At the New Year’s Party Steve and I threw, Erin, a friend, said, “I like ending things,” meaning, years. I like it, too. I like the neatness of things having ends and beginnings, like novels or symphonies or school years. Novels, though, have their ends built in; the endings make sense and you can feel them begin to approach. Years end so abruptly. I’m always in the middle of things. I’m always trying to get more done and to do it better. To set goals and accomplish them, and of course I never accomplish the really big goals, so I am always breaking them down into smaller and smaller pieces so I can reach hundreds of smaller milestones without ever completing a goal. Running a small business exacerbates the anxiety of unfinished business: there is always something to do– an order to be filled, an item to be photographed, a store to be called, taxes to be filed, an inquiry to be returned– I’m never, ever done.
What I like about the New Year is that it always arrives so abruptly. The calendar is completely indifferent to my goals and milestones, all the million and one accomplishments I am supposed to have fulfilled by now. The year ends when it ends, whether my character has progressed or not. New Year’s is unforgiving.
It’s good that once a year I have to confront all the tasks I failed to get done, the changes I didn’t make, the people I never called, the goals I fell short of, the goals I never set. Otherwise, I’m pretty sure I could delude myself into thinking I was on course to accomplish everything next week, forever. This is a good time to stock not just of what I want to improve but of what I want. What do I value? What is important to me?
Toward the end of our New Year’s Eve party, after a champion’s game of Cranium (I still prefer charades), Sarah suggested we go around the room and share a resolution, which sounds a little old-fashioned and corny, and maybe is a little old-fashioned and corny, but after six hours of drinking and eating and with a roomful of friends, is, it turns out, really incredibly nice.
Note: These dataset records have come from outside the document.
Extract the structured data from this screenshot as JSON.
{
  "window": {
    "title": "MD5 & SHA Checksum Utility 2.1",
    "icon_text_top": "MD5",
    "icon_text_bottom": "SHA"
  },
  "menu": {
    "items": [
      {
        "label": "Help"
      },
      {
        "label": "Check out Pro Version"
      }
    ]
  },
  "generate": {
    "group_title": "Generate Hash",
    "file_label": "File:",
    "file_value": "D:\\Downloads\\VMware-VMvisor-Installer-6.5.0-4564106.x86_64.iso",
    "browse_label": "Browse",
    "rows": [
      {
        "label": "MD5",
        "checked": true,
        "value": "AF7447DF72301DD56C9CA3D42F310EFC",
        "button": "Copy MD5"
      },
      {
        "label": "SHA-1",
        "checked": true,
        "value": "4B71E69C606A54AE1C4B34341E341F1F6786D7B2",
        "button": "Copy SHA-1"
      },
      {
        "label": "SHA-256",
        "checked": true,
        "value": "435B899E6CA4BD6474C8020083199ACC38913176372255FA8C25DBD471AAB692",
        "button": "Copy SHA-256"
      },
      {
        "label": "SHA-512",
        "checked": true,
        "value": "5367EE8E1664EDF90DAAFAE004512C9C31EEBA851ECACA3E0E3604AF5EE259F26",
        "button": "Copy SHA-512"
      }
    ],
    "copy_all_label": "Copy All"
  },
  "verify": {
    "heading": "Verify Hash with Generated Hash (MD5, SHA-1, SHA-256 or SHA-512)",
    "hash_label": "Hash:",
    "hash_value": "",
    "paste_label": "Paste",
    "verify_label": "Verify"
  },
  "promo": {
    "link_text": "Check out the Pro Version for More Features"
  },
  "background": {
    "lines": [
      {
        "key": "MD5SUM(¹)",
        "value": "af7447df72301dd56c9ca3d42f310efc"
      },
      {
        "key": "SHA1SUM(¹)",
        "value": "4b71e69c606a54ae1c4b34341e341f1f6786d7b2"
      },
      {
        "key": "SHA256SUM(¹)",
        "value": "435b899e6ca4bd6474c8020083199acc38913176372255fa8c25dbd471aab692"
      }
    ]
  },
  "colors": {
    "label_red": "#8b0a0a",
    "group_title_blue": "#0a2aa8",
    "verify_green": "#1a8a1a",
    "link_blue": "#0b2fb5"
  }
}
People’s answers ran the gamut from the admirable (”be more generous with strangers”) to the achievable (”try two new group exercise classes”) to the unenviable (”stop smoking”) to the inexplicable (”wear more tweed”) and quite a few having to do with the various scholarly pursuits of my genius friends.
My resolution was and is to take a class on bookkeeping so I can learn how to better run the business-side of my business. And I’m planning it on it; I have it all mapped out on my calendar. But that’s not very interesting and as it falls into the self-improvement category, I’m amending it here. My resolution is to spend time reflecting on and thinking critically about my business. My resolution is to think about not just what I want from my business but also what I want it to do and to be. What do I value? What is important to me?
As I reflect on these topics, I’ll also write on these topics, here in this blog in 2009, along with more mundane things and anything else I feel like.